Patients in the control group received standard medical therapy, which included antiplatelet agents, lipid-lowering drugs, diuretics, and medications aimed at improving cardiac function and attenuating left ventricular remodeling. The primary medications included aspirin (100 mg once daily) and simvastatin (10 mg once daily), both administered orally with warm water. Additional agents included metoprolol (12.5 mg twice daily), captopril (12.5 mg twice daily), hydrochlorothiazide (25 mg twice daily), and isosorbide dinitrate (10 mg twice daily). Valsartan was initiated at a dose of 20 mg twice daily and titrated to a maintenance dose of 160 mg twice daily.

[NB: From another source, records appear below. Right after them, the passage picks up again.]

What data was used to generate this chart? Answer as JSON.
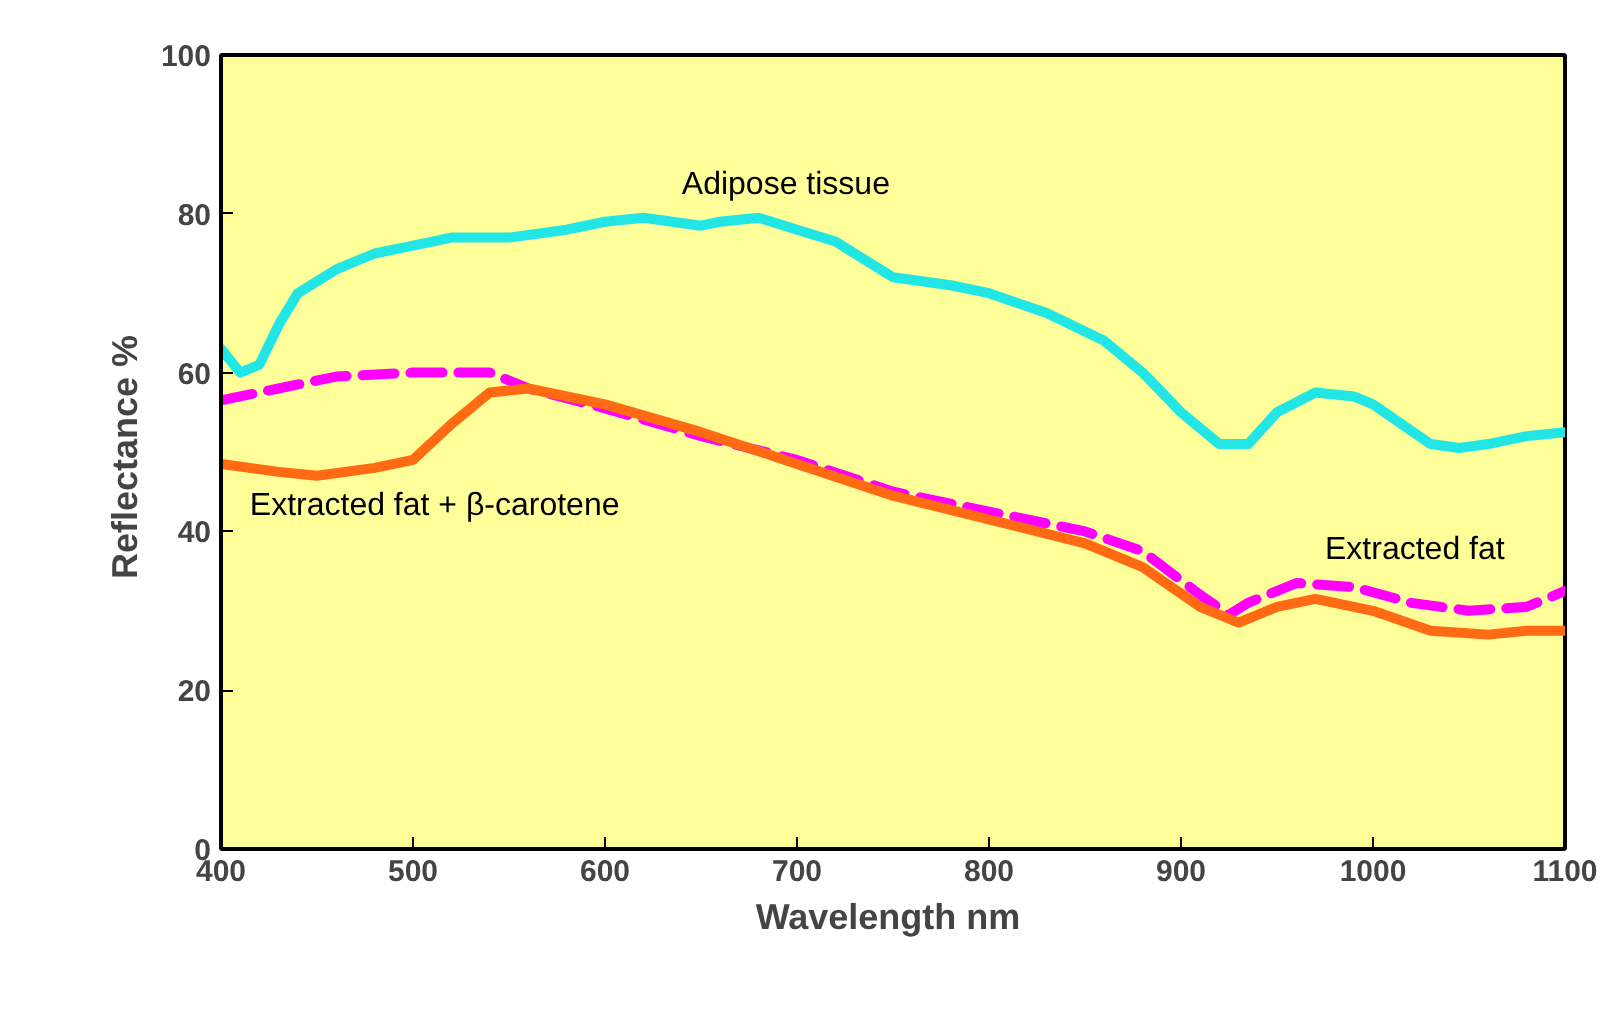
{
  "chart_data": {
    "type": "line",
    "xlabel": "Wavelength  nm",
    "ylabel": "Reflectance  %",
    "xlim": [
      400,
      1100
    ],
    "xticks": [
      400,
      500,
      600,
      700,
      800,
      900,
      1000,
      1100
    ],
    "ylim": [
      0,
      100
    ],
    "yticks": [
      0,
      20,
      40,
      60,
      80,
      100
    ],
    "grid": false,
    "legend": false,
    "marker": "none",
    "series": [
      {
        "name": "Adipose tissue",
        "color": "#22e5e5",
        "line_style": "solid",
        "x": [
          400,
          410,
          420,
          430,
          440,
          460,
          480,
          500,
          520,
          550,
          580,
          600,
          620,
          650,
          660,
          680,
          700,
          720,
          750,
          780,
          800,
          830,
          860,
          880,
          900,
          920,
          935,
          950,
          970,
          990,
          1000,
          1030,
          1045,
          1060,
          1080,
          1100
        ],
        "values": [
          63,
          60,
          61,
          66,
          70,
          73,
          75,
          76,
          77,
          77,
          78,
          79,
          79.5,
          78.5,
          79,
          79.5,
          78,
          76.5,
          72,
          71,
          70,
          67.5,
          64,
          60,
          55,
          51,
          51,
          55,
          57.5,
          57,
          56,
          51,
          50.5,
          51,
          52,
          52.5
        ]
      },
      {
        "name": "Extracted fat",
        "color": "#ff00ff",
        "line_style": "dashed",
        "x": [
          400,
          430,
          460,
          500,
          540,
          560,
          600,
          650,
          700,
          750,
          800,
          850,
          880,
          910,
          925,
          935,
          960,
          990,
          1020,
          1050,
          1080,
          1100
        ],
        "values": [
          56.5,
          58,
          59.5,
          60,
          60,
          58,
          55.5,
          52,
          49,
          45,
          42.5,
          40,
          37.5,
          32,
          29.5,
          31,
          33.5,
          33,
          31,
          30,
          30.5,
          32.5
        ]
      },
      {
        "name": "Extracted fat + β-carotene",
        "color": "#ff6a13",
        "line_style": "solid",
        "x": [
          400,
          430,
          450,
          480,
          500,
          520,
          540,
          560,
          600,
          650,
          700,
          750,
          800,
          850,
          880,
          910,
          930,
          950,
          970,
          1000,
          1030,
          1060,
          1080,
          1100
        ],
        "values": [
          48.5,
          47.5,
          47,
          48,
          49,
          53.5,
          57.5,
          58,
          56,
          52.5,
          48.5,
          44.5,
          41.5,
          38.5,
          35.5,
          30.5,
          28.5,
          30.5,
          31.5,
          30,
          27.5,
          27,
          27.5,
          27.5
        ]
      }
    ]
  }
}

The study group received the same standard treatment regimen, with the substitution of sacubitril/valsartan for valsartan. Sacubitril/valsartan was initiated at 50 mg twice daily and titrated to 100 mg twice daily based on patient tolerance. Both treatment regimens were administered in two cycles, with each cycle lasting 14 days.

Observation indicators

Primary outcome measures

1. Serum biomarker analysis: Blood samples (5 mL) were collected before treatment and 6 months after treatment. Serum levels of NT-proBNP, cardiac troponin I (cTnI), and high-sensitivity C-reactive protein (hs-CRP) were quantified using enzyme-linked immunosorbent assay (ELISA) kits. All reagents were sourced from Wuhan Boet, Shanghai Kanglong, and Shanghai Fuyu Biochemical Technology.

2. Assessment of left ventricular function: Doppler echocardiography was performed before treatment and 6 months post-treatment to assess cardiac function. Key parameters included left ventricular end-diastolic volume (LVEDV), left ventricular end-systolic volume (LVESV), and LVEF.

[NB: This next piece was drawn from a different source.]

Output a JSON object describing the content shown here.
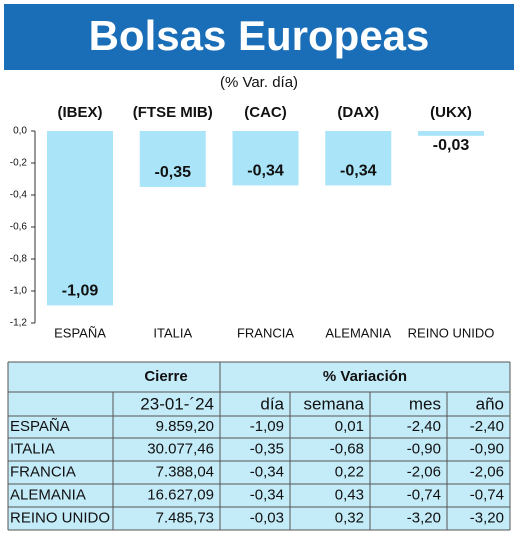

3. Ventricular remodeling indicators: Ventricular structure and remodeling were assessed using color Doppler ultrasound before treatment and 6 months after treatment. Measurements included interventricular septal thickness (IVST), left ventricular posterior wall thickness (LVPWT), and left ventricular mass index (LVMI).

Secondary outcome measures

1. MACEs: The incidence of major adverse cardiovascular events was monitored during the 6-month follow-up period after PCI. Events included heart failure, angina, and recurrent myocardial infarction. The incidence rate was calculated using the formula: MACE incidence = (number of heart failure + angina + recurrent myocardial infarction)/total number of cases * 100%.

2. Adverse reaction monitoring: The occurrence of side effects such as dizziness, hypotension, and nausea during treatment was recorded. The incidence rate was calculated and the differences between the two groups were analyzed.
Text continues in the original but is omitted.